- Steven (top middle) encourages his friends Sadie (left) and Lars (lower middle) and his father Greg during their workout.
- Episode no.: Season 1 Episode 20
- Directed by: Ki-Yong Bae (animation); Young-Wha Yoon (animation); Elle Michalka (art); Ian Jones-Quartey (supervising);
- Written by: Raven M. Molisee; Paul Villeco;
- Production code: 1020-0516
- Original air date: August 21, 2014
- Running time: 11 minutes

Guest appearance
- Nicki Minaj as Sugilite;

Episode chronology
| ← Previous "Rose's Room" | Next → "Joking Victim" |

= Coach Steven =

"Coach Steven" is the twentieth episode of the first season of American animated television series Steven Universe, which premiered on August 21, 2014 on Cartoon Network. It was written and storyboarded by Raven M. Molisee and Paul Villeco.

The episode features the debut of Sugilite (voiced by guest star Nicki Minaj), the fusion of Garnet and Amethyst. After witnessing the power of Sugilite, Steven becomes obsessed with becoming stronger, to the distress of Pearl, who believes he mistakes brute force for "real" strength.

==Plot==
The Crystal Gems arrive at the ancient Gem Communication Hub to destroy the malfunctioning antenna. Garnet (Estelle) asks Amethyst (Michaela Dietz) to fuse with her to destroy it. Pearl (Deedee Magno Hall) objects, cautious of the instability of Garnet and Amethyst's combined form, but Garnet dismisses her misgivings and fuses with Amethyst, producing Sugilite (Nicki Minaj). Reveling in her immense size and strength, Sugilite begins recklessly smashing the pillars of the antenna with her giant, wrecking-ball–like flail. When Steven (Zach Callison) is hit by debris, Pearl takes him home, leaving Sugilite to finish the demolition alone. Moments after they teleport out, falling debris destroys the warp pad.

Later, Steven shows off his injury to his friends Lars (Matthew Moy) and Sadie (Kate Micucci). When they mock how much Steven is making of a tiny cut, he proposes that they all need to become stronger, and enlists his father Greg (Tom Scharpling) to build a makeshift gym on the beach. Steven explains to Pearl what he's doing: he wants to be stronger so he can be more useful, like Sugilite. When Pearl tells him, "There are different ways of being strong," Steven retorts, "I want to be strong in the real way."

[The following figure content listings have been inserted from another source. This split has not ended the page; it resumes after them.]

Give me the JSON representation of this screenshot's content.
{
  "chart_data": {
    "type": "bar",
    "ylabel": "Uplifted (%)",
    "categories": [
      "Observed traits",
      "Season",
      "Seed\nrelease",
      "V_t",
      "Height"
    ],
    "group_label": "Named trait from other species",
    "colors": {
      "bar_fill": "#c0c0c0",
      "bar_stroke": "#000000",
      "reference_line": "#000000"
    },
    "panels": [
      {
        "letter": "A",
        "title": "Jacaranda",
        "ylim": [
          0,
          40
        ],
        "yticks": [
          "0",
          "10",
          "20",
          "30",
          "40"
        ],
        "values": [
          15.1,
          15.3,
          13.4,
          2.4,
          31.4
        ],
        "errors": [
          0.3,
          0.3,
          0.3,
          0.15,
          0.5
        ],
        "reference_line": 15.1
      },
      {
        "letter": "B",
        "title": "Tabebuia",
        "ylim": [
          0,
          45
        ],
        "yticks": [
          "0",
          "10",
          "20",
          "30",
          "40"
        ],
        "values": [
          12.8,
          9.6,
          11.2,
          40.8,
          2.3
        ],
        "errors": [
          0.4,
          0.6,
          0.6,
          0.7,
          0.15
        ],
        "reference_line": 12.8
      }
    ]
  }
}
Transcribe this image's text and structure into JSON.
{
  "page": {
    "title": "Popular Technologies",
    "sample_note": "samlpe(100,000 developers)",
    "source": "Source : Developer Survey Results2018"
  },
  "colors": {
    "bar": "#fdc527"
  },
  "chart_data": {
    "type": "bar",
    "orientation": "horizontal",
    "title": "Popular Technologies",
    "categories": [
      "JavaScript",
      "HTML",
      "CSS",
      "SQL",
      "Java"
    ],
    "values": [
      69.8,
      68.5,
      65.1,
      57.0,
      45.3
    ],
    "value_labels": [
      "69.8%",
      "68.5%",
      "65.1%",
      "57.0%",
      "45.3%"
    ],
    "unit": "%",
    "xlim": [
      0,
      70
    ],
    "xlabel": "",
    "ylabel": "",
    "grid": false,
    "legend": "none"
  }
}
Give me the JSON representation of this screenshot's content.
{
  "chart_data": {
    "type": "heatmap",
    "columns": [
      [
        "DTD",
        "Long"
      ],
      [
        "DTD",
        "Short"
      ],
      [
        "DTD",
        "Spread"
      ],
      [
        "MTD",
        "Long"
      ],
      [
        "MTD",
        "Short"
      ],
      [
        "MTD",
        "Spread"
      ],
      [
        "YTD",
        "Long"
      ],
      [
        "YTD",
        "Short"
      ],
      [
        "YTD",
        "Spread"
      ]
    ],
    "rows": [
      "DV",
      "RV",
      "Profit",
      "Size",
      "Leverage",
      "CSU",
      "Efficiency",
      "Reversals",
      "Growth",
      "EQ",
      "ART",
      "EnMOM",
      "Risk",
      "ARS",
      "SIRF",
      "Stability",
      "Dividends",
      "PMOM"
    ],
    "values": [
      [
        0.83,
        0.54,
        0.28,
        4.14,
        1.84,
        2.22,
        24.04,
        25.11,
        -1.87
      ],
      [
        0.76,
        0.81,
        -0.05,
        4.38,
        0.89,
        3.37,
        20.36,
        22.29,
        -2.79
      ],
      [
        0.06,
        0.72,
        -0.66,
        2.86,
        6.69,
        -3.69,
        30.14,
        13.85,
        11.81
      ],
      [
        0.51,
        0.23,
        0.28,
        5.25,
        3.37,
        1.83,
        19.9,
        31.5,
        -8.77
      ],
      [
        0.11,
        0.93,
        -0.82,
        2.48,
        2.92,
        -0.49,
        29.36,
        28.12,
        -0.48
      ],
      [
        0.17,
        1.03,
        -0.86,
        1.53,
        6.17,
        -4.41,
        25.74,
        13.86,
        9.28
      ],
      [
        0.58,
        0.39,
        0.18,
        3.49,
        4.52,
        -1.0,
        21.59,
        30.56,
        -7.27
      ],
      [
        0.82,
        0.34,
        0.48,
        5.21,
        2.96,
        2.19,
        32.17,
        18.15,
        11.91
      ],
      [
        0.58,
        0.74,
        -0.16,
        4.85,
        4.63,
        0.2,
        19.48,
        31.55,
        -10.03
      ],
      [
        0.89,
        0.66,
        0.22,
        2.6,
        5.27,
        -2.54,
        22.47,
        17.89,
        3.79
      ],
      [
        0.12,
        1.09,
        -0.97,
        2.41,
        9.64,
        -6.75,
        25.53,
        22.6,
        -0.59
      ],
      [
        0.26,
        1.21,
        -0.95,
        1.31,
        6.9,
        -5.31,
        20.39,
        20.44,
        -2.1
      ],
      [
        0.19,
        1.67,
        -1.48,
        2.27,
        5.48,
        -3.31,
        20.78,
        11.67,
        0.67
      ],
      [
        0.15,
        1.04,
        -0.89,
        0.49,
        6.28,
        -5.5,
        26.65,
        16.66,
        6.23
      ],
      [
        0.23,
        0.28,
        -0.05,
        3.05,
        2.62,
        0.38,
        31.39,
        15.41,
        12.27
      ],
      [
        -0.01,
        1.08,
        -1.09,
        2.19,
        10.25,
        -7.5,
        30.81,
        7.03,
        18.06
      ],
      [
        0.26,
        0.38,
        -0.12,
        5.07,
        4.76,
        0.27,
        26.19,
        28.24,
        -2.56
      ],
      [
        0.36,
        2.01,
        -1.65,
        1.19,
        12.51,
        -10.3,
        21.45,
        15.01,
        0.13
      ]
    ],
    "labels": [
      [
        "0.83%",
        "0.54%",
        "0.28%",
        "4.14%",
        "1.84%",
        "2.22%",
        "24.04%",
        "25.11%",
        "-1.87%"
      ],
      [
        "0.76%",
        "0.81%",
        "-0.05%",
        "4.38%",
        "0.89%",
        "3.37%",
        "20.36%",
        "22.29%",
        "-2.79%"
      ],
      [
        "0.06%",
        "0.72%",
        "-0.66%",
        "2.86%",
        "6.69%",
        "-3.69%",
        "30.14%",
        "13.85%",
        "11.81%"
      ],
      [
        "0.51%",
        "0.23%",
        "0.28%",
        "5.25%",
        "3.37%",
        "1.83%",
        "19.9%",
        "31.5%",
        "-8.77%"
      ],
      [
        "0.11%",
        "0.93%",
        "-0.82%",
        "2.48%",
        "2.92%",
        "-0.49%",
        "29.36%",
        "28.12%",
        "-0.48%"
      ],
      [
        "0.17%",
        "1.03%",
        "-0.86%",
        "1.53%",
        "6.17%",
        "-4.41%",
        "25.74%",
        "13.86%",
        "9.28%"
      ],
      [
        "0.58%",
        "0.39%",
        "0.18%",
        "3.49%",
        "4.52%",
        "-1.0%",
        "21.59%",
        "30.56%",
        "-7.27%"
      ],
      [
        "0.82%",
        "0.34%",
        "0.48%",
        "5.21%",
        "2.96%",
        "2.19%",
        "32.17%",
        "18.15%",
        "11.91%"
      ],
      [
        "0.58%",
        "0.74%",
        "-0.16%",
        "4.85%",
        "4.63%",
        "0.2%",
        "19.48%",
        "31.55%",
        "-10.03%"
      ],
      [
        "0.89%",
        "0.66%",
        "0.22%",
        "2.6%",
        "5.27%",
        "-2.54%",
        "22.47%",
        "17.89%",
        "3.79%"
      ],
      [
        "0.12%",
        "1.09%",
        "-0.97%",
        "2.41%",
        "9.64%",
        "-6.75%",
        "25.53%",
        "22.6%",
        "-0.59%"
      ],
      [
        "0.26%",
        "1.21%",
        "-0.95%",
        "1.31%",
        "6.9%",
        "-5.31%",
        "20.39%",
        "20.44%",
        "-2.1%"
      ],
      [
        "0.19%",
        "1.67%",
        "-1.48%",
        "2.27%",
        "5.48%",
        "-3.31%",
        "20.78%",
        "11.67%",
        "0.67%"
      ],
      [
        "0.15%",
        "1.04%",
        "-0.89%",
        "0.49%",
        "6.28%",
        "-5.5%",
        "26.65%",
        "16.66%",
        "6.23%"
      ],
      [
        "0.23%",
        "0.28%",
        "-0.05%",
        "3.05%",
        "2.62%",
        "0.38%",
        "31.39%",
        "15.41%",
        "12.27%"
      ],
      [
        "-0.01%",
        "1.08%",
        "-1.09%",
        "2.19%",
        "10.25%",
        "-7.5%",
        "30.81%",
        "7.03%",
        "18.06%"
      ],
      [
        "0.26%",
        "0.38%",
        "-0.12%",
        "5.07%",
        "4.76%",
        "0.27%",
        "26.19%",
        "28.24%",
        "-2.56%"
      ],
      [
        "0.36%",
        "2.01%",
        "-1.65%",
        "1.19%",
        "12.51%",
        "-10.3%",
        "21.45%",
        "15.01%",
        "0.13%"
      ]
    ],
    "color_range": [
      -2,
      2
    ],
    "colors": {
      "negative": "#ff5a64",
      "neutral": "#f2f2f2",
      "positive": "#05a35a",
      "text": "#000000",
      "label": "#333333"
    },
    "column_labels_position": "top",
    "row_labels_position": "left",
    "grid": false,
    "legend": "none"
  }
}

As Lars, Sadie, and Greg begin their workout, Pearl sings the song "Strong in the Real Way", lamenting Steven's admiration of Sugilite's brute strength and hoping she herself can be a more positive role model for him. Steven sings a second verse, coaching the others in their workout before beginning his own.

The next morning, Steven is too sore to move. Sugilite comes stomping up the beach, outraged that Pearl and Steven left her behind and unwilling to separate. She begins attacking Pearl and smashing Greg's gym. As Pearl despairs that she isn't strong enough to protect Steven, he grabs his megaphone and coaches her back into self-confidence. Heartened, Pearl allows Sugilite to chase her to the top of the hill, and then throws her spear at the cliff beneath Sugilite's foot so she loses her footing. Sugilite falls to the beach below, and her flail lands on her head, separating her. As Garnet and Amethyst reel on the sand, Pearl embraces them; and Garnet apologizes for not listening to Pearl's advice earlier.

==Music==
The episode features the song "Strong in the Real Way", performed by Deedee Magno Hall (as Pearl) and Zach Callison (as Steven), composed by series creator Rebecca Sugar. Guitars were performed by Stemage.

==Broadcast and reception==
"Coach Steven" had an advance screening at San Diego Comic-con and had its television premiere on Cartoon Network on August 21, 2014. Its initial American broadcast was viewed by approximately 1.852 million viewers and received a Nielsen household rating of 0.35, meaning it was viewed by 0.35% of all households.

Cecilia Mazumdar Stanger of the Minnesota Daily wrote that she found the episode disappointing at first, especially because guest star Minaj did not participate in the episode's song. However, she adds that the episode "had all of the elements that make Steven Universe such a compelling cartoon."

In the Italian dub of the episode, Lars' line "We're not married" was censored.